Govt ignores western Sydney women: survey

With just over two months until the NSW election, 70 per cent of women living in western Sydney say the coalition government hasn't listened to their concerns.

An online survey of more than 1000 women, commissioned by Western Sydney Women, found that getting paid adequately was the top concern for women in the metropolitan heartland.

One in three women indicated they would vote for a Labor government, compared to around eight per cent voting Liberal.

Almost 22 per cent remain undecided how they will vote in the March 25 poll.

Nearly half of all respondents (45 per cent) felt they weren't properly represented by their local MP.

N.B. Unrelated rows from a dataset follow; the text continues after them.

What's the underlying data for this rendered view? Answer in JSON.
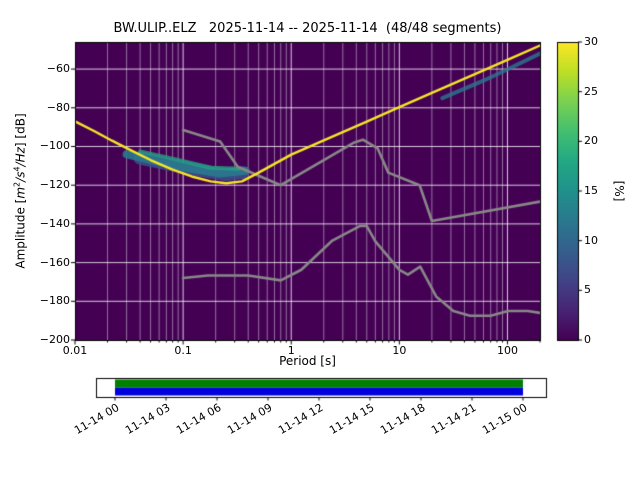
{
  "chart_data": {
    "type": "heatmap",
    "title": "BW.ULIP..ELZ   2025-11-14 -- 2025-11-14  (48/48 segments)",
    "xlabel": "Period [s]",
    "ylabel_parts": {
      "pre": "Amplitude [",
      "unit1": "m",
      "exp1": "2",
      "unit2": "/s",
      "exp2": "4",
      "unit3": "/Hz",
      "post": "] [dB]"
    },
    "x_scale": "log",
    "xlim": [
      0.01,
      200
    ],
    "ylim": [
      -200,
      -46
    ],
    "xticks": [
      0.01,
      0.1,
      1,
      10,
      100
    ],
    "xtick_labels": [
      "0.01",
      "0.1",
      "1",
      "10",
      "100"
    ],
    "yticks": [
      -60,
      -80,
      -100,
      -120,
      -140,
      -160,
      -180,
      -200
    ],
    "ytick_labels": [
      "−60",
      "−80",
      "−100",
      "−120",
      "−140",
      "−160",
      "−180",
      "−200"
    ],
    "background_color": "#440154",
    "grid_major_color": "rgba(255,255,255,0.8)",
    "grid_minor_color": "rgba(255,255,255,0.55)",
    "colorbar": {
      "label": "[%]",
      "range": [
        0,
        30
      ],
      "ticks": [
        0,
        5,
        10,
        15,
        20,
        25,
        30
      ],
      "tick_labels": [
        "0",
        "5",
        "10",
        "15",
        "20",
        "25",
        "30"
      ],
      "gradient": [
        {
          "stop": 0.0,
          "color": "#440154"
        },
        {
          "stop": 0.1,
          "color": "#482475"
        },
        {
          "stop": 0.2,
          "color": "#414487"
        },
        {
          "stop": 0.3,
          "color": "#355f8d"
        },
        {
          "stop": 0.4,
          "color": "#2a788e"
        },
        {
          "stop": 0.5,
          "color": "#21918c"
        },
        {
          "stop": 0.6,
          "color": "#22a884"
        },
        {
          "stop": 0.7,
          "color": "#44bf70"
        },
        {
          "stop": 0.8,
          "color": "#7ad151"
        },
        {
          "stop": 0.9,
          "color": "#bddf26"
        },
        {
          "stop": 1.0,
          "color": "#fde725"
        }
      ]
    },
    "psd_mode_line": {
      "name": "psd-distribution-mode",
      "color": "#f5e626",
      "width": 2.4,
      "points": [
        [
          0.01,
          -87
        ],
        [
          0.015,
          -92
        ],
        [
          0.022,
          -97
        ],
        [
          0.033,
          -102
        ],
        [
          0.05,
          -107
        ],
        [
          0.08,
          -112
        ],
        [
          0.12,
          -115.5
        ],
        [
          0.18,
          -118
        ],
        [
          0.25,
          -119
        ],
        [
          0.35,
          -118
        ],
        [
          0.5,
          -113.5
        ],
        [
          0.7,
          -109
        ],
        [
          1,
          -104.2
        ],
        [
          2,
          -96.8
        ],
        [
          5,
          -87.1
        ],
        [
          10,
          -79.7
        ],
        [
          20,
          -72.3
        ],
        [
          50,
          -62.6
        ],
        [
          100,
          -55.2
        ],
        [
          200,
          -47.8
        ]
      ]
    },
    "distribution_smears": [
      {
        "color": "rgba(59,82,139,0.85)",
        "width": 13,
        "points": [
          [
            0.04,
            -106
          ],
          [
            0.08,
            -109.5
          ],
          [
            0.15,
            -112.5
          ],
          [
            0.25,
            -114.5
          ],
          [
            0.35,
            -113.5
          ]
        ]
      },
      {
        "color": "rgba(42,120,142,0.9)",
        "width": 8,
        "points": [
          [
            0.03,
            -104
          ],
          [
            0.06,
            -108
          ],
          [
            0.12,
            -111.5
          ],
          [
            0.22,
            -114
          ],
          [
            0.38,
            -112.5
          ]
        ]
      },
      {
        "color": "rgba(34,168,132,0.75)",
        "width": 4,
        "points": [
          [
            0.04,
            -102.5
          ],
          [
            0.09,
            -107
          ],
          [
            0.18,
            -111
          ],
          [
            0.33,
            -111.5
          ]
        ]
      },
      {
        "color": "rgba(42,120,142,0.8)",
        "width": 4,
        "points": [
          [
            25,
            -75
          ],
          [
            60,
            -66
          ],
          [
            120,
            -58
          ],
          [
            200,
            -52
          ]
        ]
      }
    ],
    "noise_models": {
      "color": "#888888",
      "width": 2.6,
      "high": [
        [
          0.1,
          -91.5
        ],
        [
          0.22,
          -97.4
        ],
        [
          0.32,
          -110.5
        ],
        [
          0.8,
          -120
        ],
        [
          3.8,
          -98
        ],
        [
          4.6,
          -96.5
        ],
        [
          6.3,
          -101
        ],
        [
          7.9,
          -113.5
        ],
        [
          15.4,
          -120
        ],
        [
          20,
          -138.5
        ],
        [
          200,
          -128.5
        ]
      ],
      "low": [
        [
          0.1,
          -168
        ],
        [
          0.17,
          -166.7
        ],
        [
          0.4,
          -166.7
        ],
        [
          0.8,
          -169.2
        ],
        [
          1.24,
          -163.7
        ],
        [
          2.4,
          -148.6
        ],
        [
          4.3,
          -141.1
        ],
        [
          5,
          -141.1
        ],
        [
          6,
          -149
        ],
        [
          10,
          -163.8
        ],
        [
          12,
          -166.2
        ],
        [
          15.6,
          -162.1
        ],
        [
          21.9,
          -177.5
        ],
        [
          31.6,
          -185
        ],
        [
          45,
          -187.5
        ],
        [
          70,
          -187.5
        ],
        [
          101,
          -185
        ],
        [
          154,
          -185
        ],
        [
          200,
          -186
        ]
      ]
    },
    "timeline": {
      "tick_labels": [
        "11-14 00",
        "11-14 03",
        "11-14 06",
        "11-14 09",
        "11-14 12",
        "11-14 15",
        "11-14 18",
        "11-14 21",
        "11-15 00"
      ],
      "coverage_color": "#008000",
      "extent_color": "#0000dd",
      "box_color": "#ffffff",
      "border_color": "#000000"
    }
  }
}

Almost one in three said they didn't know who their state MP was and felt politically neglected and economically marginalised until election season rolled around.

More than a third (34 per cent) of all respondents said pay equity was front and centre in their political choices, with 42 per cent wanting an increase in salary.

WSW director Amanda Rose said women in western Sydney women had suffered from a lack of adequate representation.

"It's high time to change that," she said.

"Whoever gets elected must ensure that western Sydney women are given a seat at the table.

"They need to be included in all key aspects of decision-making and be given the opportunity to lead the way towards their own success."

"They expect the government to assist them in their journey towards prosperity and independence," she said.

Western Sydney, home to over half of the city's population with one in 11 Australians living there, is where state and federal elections are won with dozens of seats up for grabs.

This year's campaign has been no different with both major political parties making a concerned effort to woo women in the massive region where unemployment is higher and salaries are lower than the national average.

The women surveyed also wanted more flexible work arrangements to accommodate child-rearing responsibilities.

Nearly a quarter of all those surveyed (24 per cent) said cost-of-living pressures would factor in their vote.

Eight of ten western Sydney households (79 per cent), said they were struggling with rising food and grocery bills.

Some 77 per cent of households grappled with increased electricity and gas prices and 70 per cent said they were forking out more on fuel.